Beginning with ‘The Writer’s Theme’, a Desert Island Discs adjacent jaunt into the past only cements the foundations of the record we’re about to hear. Ignoring the fact that the album’s instrumental beginning, there is something somewhat self-important from the very off and titling that track ‘The Writer’s Theme’ only does more damage. As the L-Train of ‘Ode to New York City’ begins chugging away to start the LP in earnest, there is a palpable sense of warm pop-tinged indie comfort.
That theme continues throughout the album’s 37-minute run time. The Stockport lads have certainly matured over recent years, and there is a tangible sense of the band now reflecting on themselves as songwriters beyond a rabble-rousing gang of musicians that most groups begin as. The production is polished but not over-layered, allowing the potency of Tom Ogden’s lyrics to permeate the dosed-up pop tunes. James Skelly and Richard Turvey operate as the producers for this album, and it shines brightly.
Touching on a whole dump truck full of musical genres, from the Beatles-esque ‘Ribbon Around the Bomb’, which deals with the idea of garnishing the dark world around us, to the devilishly disco-flecked ‘Care For’ and all the way back to the Johnny Marr-inspired intricacies of ‘Born Wild’, the album is packed with nods to the past and a hint at the band’s future.
In that instance, there can be no doubt that this will be the album that pushes Blossoms into a brand new level of widespread adoration. However, this is where the main sticking point of the record arises. Ignoring the general joyfulness of the album and still doffing our caps to the group’s ability to write a good tune, there is something incredibly uninspiring about the LP.
There’s a lot to like about portraying an album that represents the ideals and inspirations of the entire band, but Ribbon Around the Bomb sounds like so many different artists at once it feels like an algorithmic orgasm. An AI composite of the last 50 years of British music would sound something very similar to this record. From Ogden’s Jake Bugg inspired vocal ( a geographical hazard), the Marr-esque guitar work, the clear Paul McCartney fan club moments, all the way through to the deliberately festival-targeted singalong of the Frida Kahlo-inspired title track.

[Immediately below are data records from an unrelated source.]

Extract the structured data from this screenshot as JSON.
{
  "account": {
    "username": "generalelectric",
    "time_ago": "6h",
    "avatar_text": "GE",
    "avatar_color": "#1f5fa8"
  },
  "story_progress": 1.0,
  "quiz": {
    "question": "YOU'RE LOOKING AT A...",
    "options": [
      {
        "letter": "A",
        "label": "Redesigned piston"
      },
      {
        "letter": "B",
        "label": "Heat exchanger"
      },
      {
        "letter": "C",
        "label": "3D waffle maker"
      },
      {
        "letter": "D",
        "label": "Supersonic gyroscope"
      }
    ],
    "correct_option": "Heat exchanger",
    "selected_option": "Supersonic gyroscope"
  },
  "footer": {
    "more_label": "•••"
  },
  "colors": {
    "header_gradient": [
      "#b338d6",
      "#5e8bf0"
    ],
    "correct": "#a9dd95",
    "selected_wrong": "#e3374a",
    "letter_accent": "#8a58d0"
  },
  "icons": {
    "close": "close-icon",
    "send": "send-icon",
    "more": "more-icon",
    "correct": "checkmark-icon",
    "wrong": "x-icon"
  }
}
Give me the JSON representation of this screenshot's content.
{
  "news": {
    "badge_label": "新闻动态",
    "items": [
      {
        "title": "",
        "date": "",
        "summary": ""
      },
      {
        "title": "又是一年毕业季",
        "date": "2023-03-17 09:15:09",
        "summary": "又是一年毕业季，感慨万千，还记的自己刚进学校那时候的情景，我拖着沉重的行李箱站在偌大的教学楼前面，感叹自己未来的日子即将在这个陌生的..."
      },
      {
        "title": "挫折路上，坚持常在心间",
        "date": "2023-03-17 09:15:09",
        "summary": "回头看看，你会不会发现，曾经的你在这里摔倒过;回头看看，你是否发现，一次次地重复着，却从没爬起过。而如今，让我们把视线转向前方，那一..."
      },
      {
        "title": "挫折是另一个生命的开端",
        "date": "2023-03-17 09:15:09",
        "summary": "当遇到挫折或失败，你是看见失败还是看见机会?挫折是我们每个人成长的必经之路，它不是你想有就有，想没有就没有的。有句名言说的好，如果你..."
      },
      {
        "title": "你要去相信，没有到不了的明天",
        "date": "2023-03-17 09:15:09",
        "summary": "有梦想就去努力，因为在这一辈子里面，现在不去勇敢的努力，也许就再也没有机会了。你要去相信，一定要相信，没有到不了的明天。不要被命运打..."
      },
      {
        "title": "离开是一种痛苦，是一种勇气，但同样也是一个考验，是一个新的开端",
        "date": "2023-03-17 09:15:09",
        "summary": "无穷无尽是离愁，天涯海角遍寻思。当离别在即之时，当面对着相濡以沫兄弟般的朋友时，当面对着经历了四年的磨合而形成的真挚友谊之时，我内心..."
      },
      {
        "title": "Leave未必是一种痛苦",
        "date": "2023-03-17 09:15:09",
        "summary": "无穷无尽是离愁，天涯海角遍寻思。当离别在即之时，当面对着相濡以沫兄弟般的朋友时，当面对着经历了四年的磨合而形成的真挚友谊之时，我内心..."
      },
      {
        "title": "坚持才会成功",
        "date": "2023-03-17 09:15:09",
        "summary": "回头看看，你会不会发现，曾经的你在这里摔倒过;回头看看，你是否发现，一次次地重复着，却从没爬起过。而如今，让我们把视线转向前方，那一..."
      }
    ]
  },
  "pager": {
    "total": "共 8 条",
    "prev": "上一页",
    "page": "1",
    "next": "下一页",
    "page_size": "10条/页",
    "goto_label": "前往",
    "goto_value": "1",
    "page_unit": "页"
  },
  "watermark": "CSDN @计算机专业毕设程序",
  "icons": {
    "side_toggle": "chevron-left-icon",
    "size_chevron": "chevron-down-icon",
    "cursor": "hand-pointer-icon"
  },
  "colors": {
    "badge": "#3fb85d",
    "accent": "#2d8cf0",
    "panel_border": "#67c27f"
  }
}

Ribbon Around the Bomb is not a bad album by any stretch. It has steering wheel finger tapping written all over it. Lyrically, it is some of Ogden’s best work, and musically, the songs are clean and well put together, bouncing happily down the airwaves. The record will likely take the number one spot next week, will undoubtedly be a triumph for any Blossoms fan out there, and, most likely, become this year’s go-to Christmas present for anyone who listens to Radio X in the mornings. The group are far better than being the go-to band for Spotify’s follow-on playlist creators, though, and should be doing everything in their power to avoid such a tag with future releases.
When the music world is there for the taking for a band willing to push themselves into the visceral realms of living we seem to be constricted to in 2022; there’s something incredibly disappointing about sounding like everybody else.